Agora, os investidores aguardam novidades no discurso do presidente do Fed, Jerome Powell, amanhã, e na ata da reunião de novembro do Fed, um dia depois, para tomar posições. Hoje, é a vez do vice-presidente do Fed, Richard Clarida, discursar. Nesses eventos, os investidores esperam encontrar pistas sobre o rumo da taxa de juros nos EUA no horizonte à frente e o ritmo de aperto monetário.
Por aqui, é crescente a preocupação do mercado financeiro com a governabilidade da próxima gestão, em meio à escolha de nomes técnicos, com pouco traquejo político. Apesar de o perfil da equipe econômica de Paulo Guedes reafirmar o compromisso com a agenda liberal, preocupa a pouca experiência da turma de Chicago para costurar as medidas - impopulares, sobretudo - no Congresso.
Por mais que o Brasil esteja vivenciando uma mudança na formação de cargos políticos, com os nomes escolhidos não sendo ligados a partidos tradicionais, um novo sistema de barganha deve ser adotado. Ainda não se sabe se o novo governo terá êxito ao se afastar da prática do toma-lá-dá-cá - nem como como essa execução irá afetar o ritmo das reformas.

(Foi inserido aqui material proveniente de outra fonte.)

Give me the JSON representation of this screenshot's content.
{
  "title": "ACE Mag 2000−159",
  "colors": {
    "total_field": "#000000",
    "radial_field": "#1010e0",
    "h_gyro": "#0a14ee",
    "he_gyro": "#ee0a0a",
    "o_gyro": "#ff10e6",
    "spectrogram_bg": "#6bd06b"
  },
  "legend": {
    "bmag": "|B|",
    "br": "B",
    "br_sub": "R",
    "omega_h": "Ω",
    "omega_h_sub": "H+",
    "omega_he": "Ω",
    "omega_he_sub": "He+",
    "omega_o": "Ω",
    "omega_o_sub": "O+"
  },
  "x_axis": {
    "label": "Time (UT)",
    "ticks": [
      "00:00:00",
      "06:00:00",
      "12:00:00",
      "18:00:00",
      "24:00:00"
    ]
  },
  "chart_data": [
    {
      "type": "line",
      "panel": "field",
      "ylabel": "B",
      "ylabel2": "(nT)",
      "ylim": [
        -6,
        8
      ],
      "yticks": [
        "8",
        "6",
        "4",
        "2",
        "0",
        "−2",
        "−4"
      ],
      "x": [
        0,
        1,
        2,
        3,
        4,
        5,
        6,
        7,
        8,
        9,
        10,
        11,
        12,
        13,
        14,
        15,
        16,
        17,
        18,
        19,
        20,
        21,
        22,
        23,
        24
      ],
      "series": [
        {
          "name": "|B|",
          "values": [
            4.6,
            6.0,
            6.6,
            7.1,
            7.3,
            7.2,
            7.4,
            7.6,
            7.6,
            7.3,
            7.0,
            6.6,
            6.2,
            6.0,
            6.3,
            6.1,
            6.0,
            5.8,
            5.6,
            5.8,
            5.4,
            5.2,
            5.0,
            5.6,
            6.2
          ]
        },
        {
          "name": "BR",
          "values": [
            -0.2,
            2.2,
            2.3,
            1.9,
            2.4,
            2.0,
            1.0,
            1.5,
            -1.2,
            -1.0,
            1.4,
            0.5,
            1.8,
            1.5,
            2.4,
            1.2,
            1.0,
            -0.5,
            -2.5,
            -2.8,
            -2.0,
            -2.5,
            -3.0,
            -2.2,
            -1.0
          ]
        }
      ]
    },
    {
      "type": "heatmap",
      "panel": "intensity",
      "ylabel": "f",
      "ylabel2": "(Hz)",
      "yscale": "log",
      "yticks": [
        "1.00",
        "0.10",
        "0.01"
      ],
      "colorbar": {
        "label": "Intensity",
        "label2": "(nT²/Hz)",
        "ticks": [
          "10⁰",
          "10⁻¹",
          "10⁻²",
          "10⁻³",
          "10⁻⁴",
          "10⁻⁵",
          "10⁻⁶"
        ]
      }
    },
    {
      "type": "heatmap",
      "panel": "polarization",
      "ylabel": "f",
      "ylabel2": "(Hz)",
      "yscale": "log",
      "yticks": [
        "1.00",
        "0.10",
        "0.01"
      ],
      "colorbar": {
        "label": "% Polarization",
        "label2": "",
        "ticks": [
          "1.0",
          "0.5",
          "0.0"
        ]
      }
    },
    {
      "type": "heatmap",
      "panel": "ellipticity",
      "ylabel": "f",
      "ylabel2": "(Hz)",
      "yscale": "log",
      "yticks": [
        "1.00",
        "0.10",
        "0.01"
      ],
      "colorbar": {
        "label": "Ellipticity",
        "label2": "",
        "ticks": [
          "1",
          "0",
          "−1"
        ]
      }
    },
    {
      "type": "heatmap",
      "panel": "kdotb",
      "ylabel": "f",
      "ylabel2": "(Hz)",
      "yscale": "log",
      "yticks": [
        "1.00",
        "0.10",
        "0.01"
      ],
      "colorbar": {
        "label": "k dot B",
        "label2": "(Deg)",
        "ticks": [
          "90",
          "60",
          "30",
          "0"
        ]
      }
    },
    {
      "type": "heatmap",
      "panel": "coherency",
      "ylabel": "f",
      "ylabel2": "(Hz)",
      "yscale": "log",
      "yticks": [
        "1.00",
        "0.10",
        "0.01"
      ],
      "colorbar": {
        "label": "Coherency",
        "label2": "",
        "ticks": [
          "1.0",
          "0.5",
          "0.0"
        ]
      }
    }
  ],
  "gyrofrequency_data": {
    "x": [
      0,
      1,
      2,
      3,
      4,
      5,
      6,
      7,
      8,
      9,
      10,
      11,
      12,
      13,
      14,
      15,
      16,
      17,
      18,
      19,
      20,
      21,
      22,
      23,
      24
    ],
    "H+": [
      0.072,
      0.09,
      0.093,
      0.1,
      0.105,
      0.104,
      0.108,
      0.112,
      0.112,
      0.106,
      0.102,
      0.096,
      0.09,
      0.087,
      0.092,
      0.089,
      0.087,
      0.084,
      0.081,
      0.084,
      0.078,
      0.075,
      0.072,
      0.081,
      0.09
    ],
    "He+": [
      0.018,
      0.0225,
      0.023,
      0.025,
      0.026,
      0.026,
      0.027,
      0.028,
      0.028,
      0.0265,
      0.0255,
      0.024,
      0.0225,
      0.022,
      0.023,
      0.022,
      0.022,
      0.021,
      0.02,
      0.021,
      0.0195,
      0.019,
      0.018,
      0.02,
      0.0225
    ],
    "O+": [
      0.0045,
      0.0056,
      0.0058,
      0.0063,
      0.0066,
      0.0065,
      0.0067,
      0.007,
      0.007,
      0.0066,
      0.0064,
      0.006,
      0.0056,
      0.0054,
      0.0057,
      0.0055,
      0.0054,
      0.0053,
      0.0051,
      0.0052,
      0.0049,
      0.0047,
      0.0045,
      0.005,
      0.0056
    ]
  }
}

Por ora, os investidores - locais, principalmente - dão o benefício da dúvida, já que o presidente eleito, Jair Bolsonaro, ainda não tomou posse. Porém, os estrangeiros estão mais céticos quanto à aprovação das reformas e avaliam que o cenário político não contribui para tornar os ativos domésticos mais atrativos.
Com isso, enquanto os locais estão otimistas e apostam na queda do dólar, o fluxo externo não aparece, ao mesmo tempo em que os “gringos” elevam a posição comprada (aposta na alta) na moeda estrangeira. Esse sentimento contamina a curva de juros futuros e inibe uma valorização do real brasileiro, prejudicando o desempenho da Bolsa brasileira.
Caso o governo não tenha dificuldades em avançar nas negociações para a mudança de regras na aposentadoria, o cenário de nenhum aumento na taxa básica de juros em 2019 tende a ganhar ainda mais força, com a Selic permanecendo na mínima histórica por mais tempo. Só que, com a Selic estável no Brasil, enquanto os juros nos EUA crescem, o diferencial de retorno pago entre os dois países tende a manter o dólar para cima.
Tais leituras explicam, em parte, a disparada do dólar para além de R$ 3,90 ontem, no maior valor em um mês e na maior alta diária desde o caso da JBS, em maio do ano passado. A outra fatia refere-se à sazonalidade típica de fim de ano, quando as filiais estrangeiras com sede no país remetem lucros às matrizes no exterior, pesando na cotação por aqui.
Em linhas gerais, o movimento mostra que “o câmbio não gosta de uma Selic baixa”. Ainda mais agora que é crescente a percepção de juros baixos por um período prolongado. Tanto que a arrancada da moeda norte-americana às vésperas do fim do mês levou o Banco Central a anunciar dois leilões de linha (venda com compromisso de recompra) de US$ 2 bilhões, de modo a conter uma pressão adicional do dólar antes da formação da taxa referencial (Ptax).
Ou seja, o mercado financeiro brasileiro está digerindo uma posição técnica antagônica - entre os investidores locais e os estrangeiros - em meio a condições externas hostis e a incertezas sobre o modo do novo governo de conduzir a agenda de reformas. A escassez de recursos em direção aos países emergentes também influencia nos ativos locais. No fim, os investidores buscam proteção onde há liquidez - seja na moeda, seja nos bônus.